Maybe not specifically and maybe not directly, but I did. Every time I prayed God's will over my life, every time I prayed for my family and for our future, God had His perfect plan in place. Our children were always part of that plan in His eyes.
You see, I believe in God's sovereignty. I believe that everything happens for a reason. I believe that before the world began, God knew my children by name. He gave them their personalities and gifts to share with the world. He knew Silas would have the sweetest spirit. That he would be incredibly curious, forgiving, and cautious. He knew he'd love to high-5, could never have enough fruit and that music and dance would ooze out of his soul. He knew how smart, funny and expressive he would be, and how much he would love doing crafts. When God dreamt up Cannon, he knew how affectionate, passionate and adventure seeking he would be. He knew he'd be demanding and assertive and as strong as an ox. He knew all his doctor visits and procedures would set him up to be stronger and braver than he ever could be otherwise. He knew how animated and excited he would be with life and nature and all things 'boy'. He knew how uncompromising he would be and how that would direct him to one day be an incredible leader. God not only knew, but he molded and crafted every last detail of their person-hood. He ordained and thought it perfect for me to be their mom. For me to teach, discipline and love them and for them to teach, love and reveal my heart- the good, the bad and the ugly.
God knew that there was absolutely no way for me to know the level of love I was capable of or the amount of patience required without being a mom.

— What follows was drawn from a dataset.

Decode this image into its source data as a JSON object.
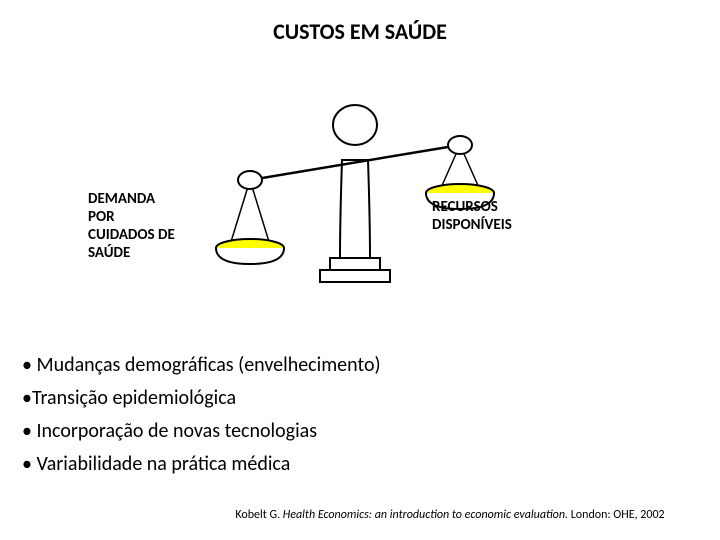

There was just no way to keep my sanity in the chaos- learned only after losing it (on more than one occasion). I've learned day after day how fast time flies and how very crucial it is to not sweat the small stuff. So... Silas wrote all over the walls and furniture with permanent marker. So... Cannon flushed my favorite necklace down the toilet- that doesn't change the fact that they are my treasures. I would give up my life in a heartbeat for theirs- and I do everyday. Just like countless other moms who sacrifice and lay down their lives daily for their kids. The hope and the perspective is to see it not as an unbearable never-ending burden, but as a gift and a privilege to love them like no one else can or will. That unconditional love is what we are given so that we are able to love that way for our children, even the children we've yet to have.
I am so excited to see first hand the gifts and talents of this little one growing within. I can't wait to see how they will use what God gave them. I am blessed, honored and overwhelmed that God would see fit to bring another child into the world through me. His perfect will resounds in my imperfect family and seemingly imperfect timing, but who are we to argue with the King? So, as Mary said to the angel after finding out she would be pregnant at the most inopportune time, "I am the Lord's servant, let it be to me as you have said."